A– Avoid caffeine and sugar before bed. They act as a stimulant and can prevent or disrupt sleep. Caffeine cannot replace sleep, but it can temporarily make you feel alert.
C– Curfew setting should be a priority to help you regulate a natural sleep cycle, and achieve quality sleep.
D– Sleep Deprivation is extremely harmful to your well-being and can take a toll on your immune system. It is important to maintain a routine sleep schedule to avoid this.
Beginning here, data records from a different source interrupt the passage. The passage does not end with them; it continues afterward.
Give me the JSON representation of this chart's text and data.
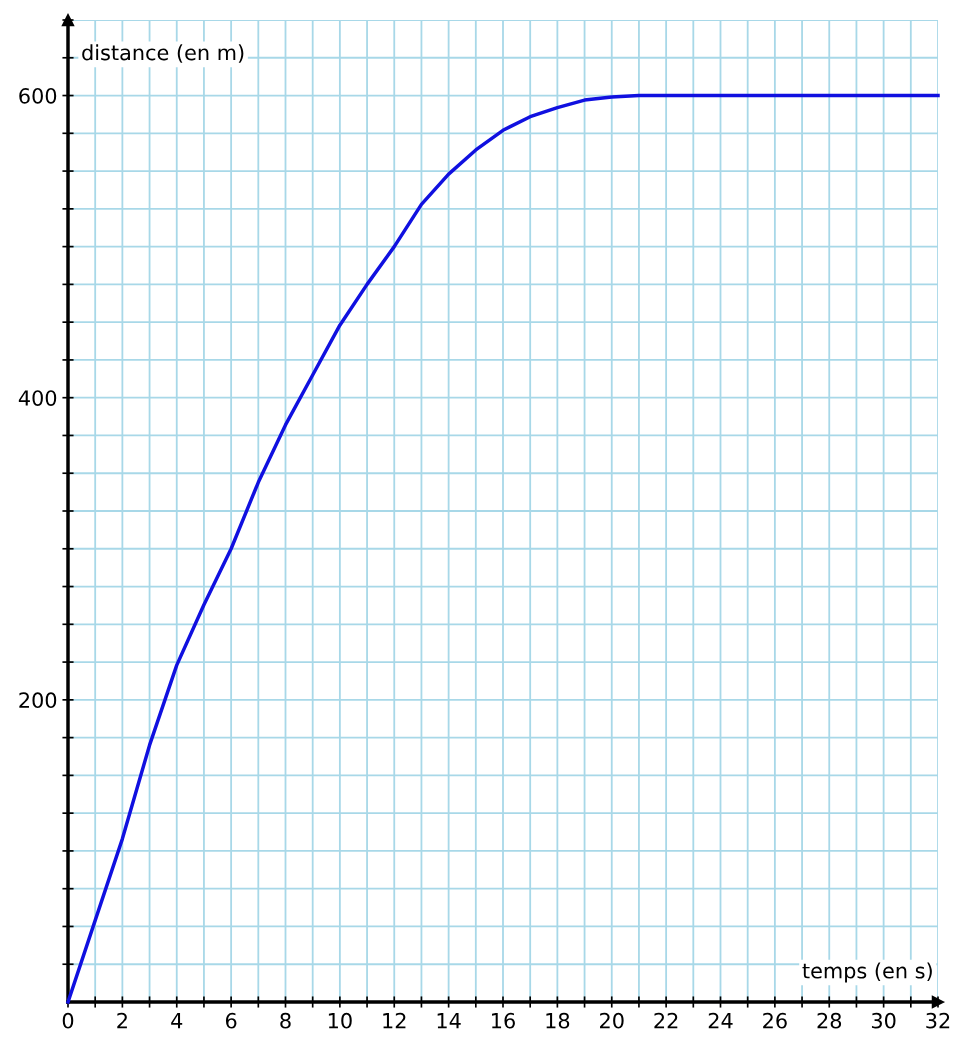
{
  "chart_data": {
    "type": "line",
    "xlabel": "temps (en s)",
    "ylabel": "distance (en m)",
    "x": [
      0,
      1,
      2,
      3,
      4,
      5,
      6,
      7,
      8,
      9,
      10,
      11,
      12,
      13,
      14,
      15,
      16,
      17,
      18,
      19,
      20,
      21,
      22,
      24,
      26,
      28,
      30,
      32
    ],
    "series": [
      {
        "color": "#1010e0",
        "values": [
          0,
          54,
          108,
          170,
          223,
          263,
          300,
          344,
          382,
          415,
          448,
          475,
          500,
          528,
          548,
          564,
          577,
          586,
          592,
          597,
          599,
          600,
          600,
          600,
          600,
          600,
          600,
          600
        ]
      }
    ],
    "xlim": [
      0,
      32
    ],
    "ylim": [
      0,
      650
    ],
    "xticks": [
      0,
      {
        "value": 1,
        "label": null
      },
      2,
      {
        "value": 3,
        "label": null
      },
      4,
      {
        "value": 5,
        "label": null
      },
      6,
      {
        "value": 7,
        "label": null
      },
      8,
      {
        "value": 9,
        "label": null
      },
      10,
      {
        "value": 11,
        "label": null
      },
      12,
      {
        "value": 13,
        "label": null
      },
      14,
      {
        "value": 15,
        "label": null
      },
      16,
      {
        "value": 17,
        "label": null
      },
      18,
      {
        "value": 19,
        "label": null
      },
      20,
      {
        "value": 21,
        "label": null
      },
      22,
      {
        "value": 23,
        "label": null
      },
      24,
      {
        "value": 25,
        "label": null
      },
      26,
      {
        "value": 27,
        "label": null
      },
      28,
      {
        "value": 29,
        "label": null
      },
      30,
      {
        "value": 31,
        "label": null
      },
      32
    ],
    "yticks": [
      {
        "value": 25,
        "label": null
      },
      {
        "value": 50,
        "label": null
      },
      {
        "value": 75,
        "label": null
      },
      {
        "value": 100,
        "label": null
      },
      {
        "value": 125,
        "label": null
      },
      {
        "value": 150,
        "label": null
      },
      {
        "value": 175,
        "label": null
      },
      200,
      {
        "value": 225,
        "label": null
      },
      {
        "value": 250,
        "label": null
      },
      {
        "value": 275,
        "label": null
      },
      {
        "value": 300,
        "label": null
      },
      {
        "value": 325,
        "label": null
      },
      {
        "value": 350,
        "label": null
      },
      {
        "value": 375,
        "label": null
      },
      400,
      {
        "value": 425,
        "label": null
      },
      {
        "value": 450,
        "label": null
      },
      {
        "value": 475,
        "label": null
      },
      {
        "value": 500,
        "label": null
      },
      {
        "value": 525,
        "label": null
      },
      {
        "value": 550,
        "label": null
      },
      {
        "value": 575,
        "label": null
      },
      600,
      {
        "value": 625,
        "label": null
      },
      {
        "value": 650,
        "label": null
      }
    ],
    "grid": true,
    "marker": "none",
    "line_style": "solid"
  }
}
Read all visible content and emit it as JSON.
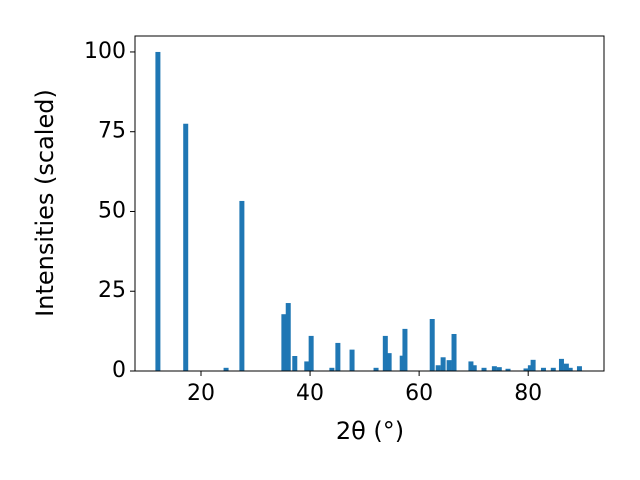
{
  "chart_data": {
    "type": "bar",
    "x": [
      12.1,
      17.2,
      24.6,
      27.5,
      35.2,
      36.0,
      37.2,
      39.4,
      40.2,
      44.0,
      45.1,
      47.7,
      52.1,
      53.8,
      54.5,
      56.9,
      57.4,
      62.4,
      63.5,
      64.4,
      65.5,
      66.4,
      69.5,
      70.1,
      71.9,
      73.8,
      74.7,
      76.3,
      79.6,
      80.4,
      80.9,
      82.8,
      84.6,
      86.1,
      87.0,
      87.7,
      89.4
    ],
    "values": [
      100,
      77.5,
      1,
      53.3,
      17.8,
      21.3,
      4.7,
      3,
      11,
      1,
      8.8,
      6.7,
      1,
      11,
      5.6,
      4.8,
      13.2,
      16.3,
      1.8,
      4.3,
      3.4,
      11.6,
      3,
      1.8,
      1,
      1.5,
      1.2,
      0.7,
      0.8,
      1.8,
      3.5,
      1,
      1,
      3.8,
      2.3,
      1,
      1.5
    ],
    "color": "#1f77b4",
    "xlabel": "2θ (°)",
    "ylabel": "Intensities (scaled)",
    "xlim": [
      7.9,
      93.9
    ],
    "xticks": [
      20,
      40,
      60,
      80
    ],
    "ylim": [
      0,
      105
    ],
    "yticks": [
      0,
      25,
      50,
      75,
      100
    ],
    "grid": false
  }
}
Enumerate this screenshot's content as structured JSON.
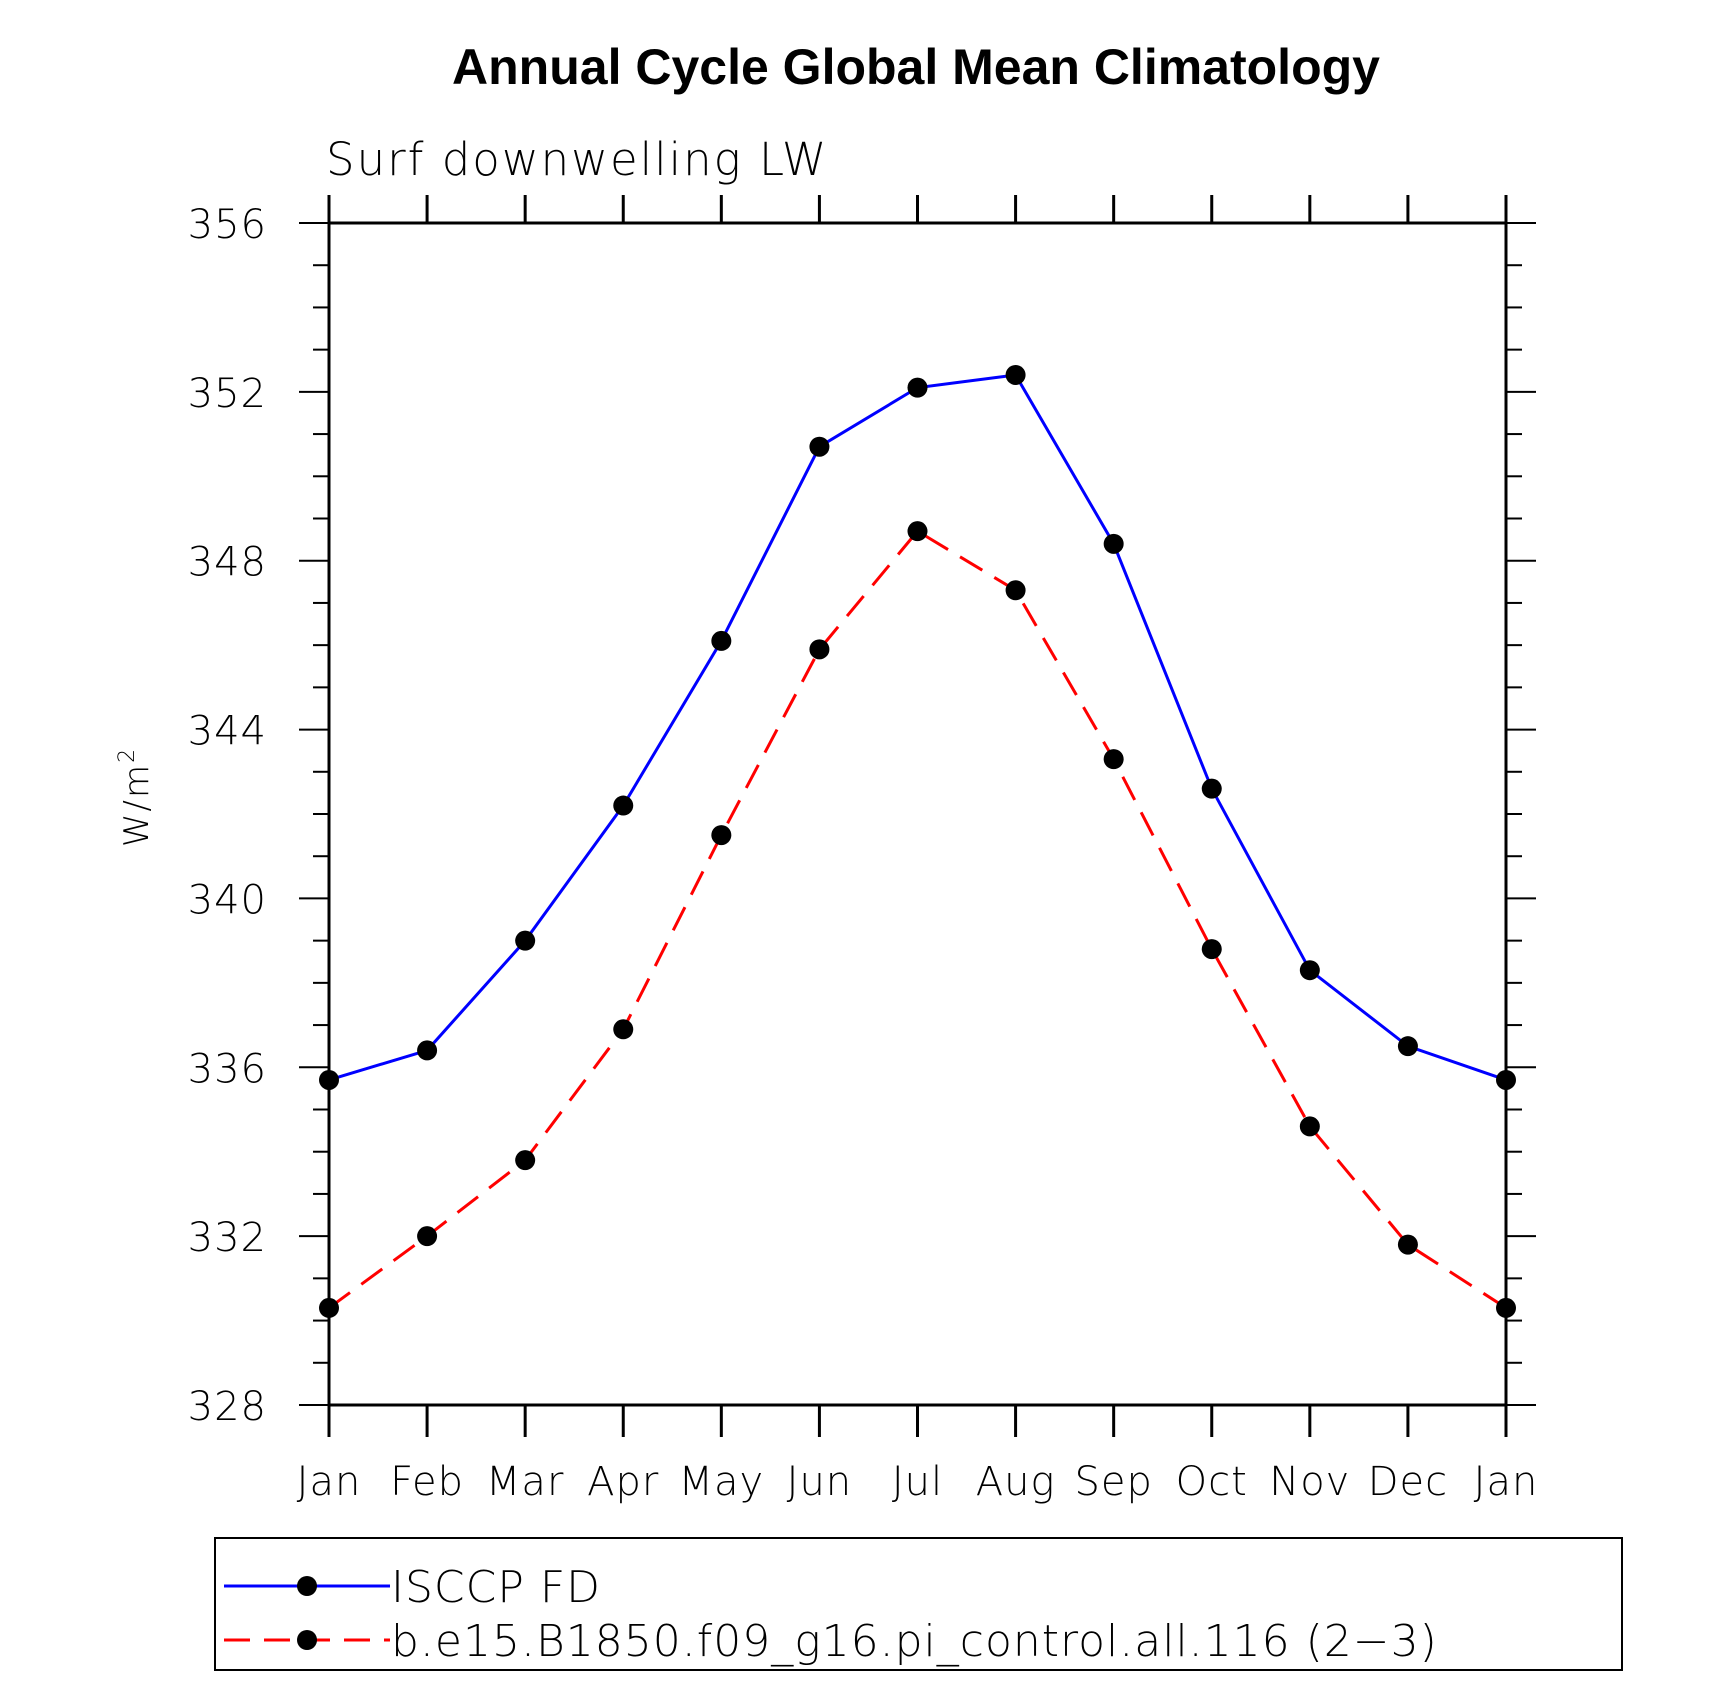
{
  "chart_data": {
    "type": "line",
    "title": "Annual Cycle Global Mean Climatology",
    "subtitle": "Surf downwelling LW",
    "ylabel": "W/m",
    "ylabel_superscript": "2",
    "categories": [
      "Jan",
      "Feb",
      "Mar",
      "Apr",
      "May",
      "Jun",
      "Jul",
      "Aug",
      "Sep",
      "Oct",
      "Nov",
      "Dec",
      "Jan"
    ],
    "ylim": [
      328,
      356
    ],
    "yticks": [
      328,
      332,
      336,
      340,
      344,
      348,
      352,
      356
    ],
    "series": [
      {
        "name": "ISCCP FD",
        "color": "#0000ff",
        "dash": "solid",
        "marker": "filled-circle",
        "values": [
          335.7,
          336.4,
          339.0,
          342.2,
          346.1,
          350.7,
          352.1,
          352.4,
          348.4,
          342.6,
          338.3,
          336.5,
          335.7
        ]
      },
      {
        "name": "b.e15.B1850.f09_g16.pi_control.all.116 (2−3)",
        "color": "#ff0000",
        "dash": "dashed",
        "marker": "filled-circle",
        "values": [
          330.3,
          332.0,
          333.8,
          336.9,
          341.5,
          345.9,
          348.7,
          347.3,
          343.3,
          338.8,
          334.6,
          331.8,
          330.3
        ]
      }
    ],
    "grid": false,
    "legend_position": "bottom"
  }
}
E– Energy throughout the day is vital when it comes to productivity. Creating healthy sleep habits that reassure a quality night’s sleep, will provide you with more than enough energy… you may be able to say goodbye to the coffee pot.
F– Falling asleep can be a task when life’s stresses and anxieties kick in. Create a soothing routine, take a bath, read a book, pray or meditate to help encourage rest.
G– Get the most out of your bedroom space by de-cluttering and organizing your slumber-space. Make sure your furniture is the appropriate size for your space. The last thing you want is a crowded cave.
H– Healthy living starts by keeping up with sleep. Sleep deprivation affects your immune system and overall well-being.
I- Invest in a comfortable mattress that will protect your well-being and contribute to a wonderful nights sleep.
J– Jeopardizing a good nights sleep can be detrimental to your health. Creating inconsistent sleeping patterns will adjust your internal clock, making sleep less inviting which will spiral into a whirlwind of negative effects on your body.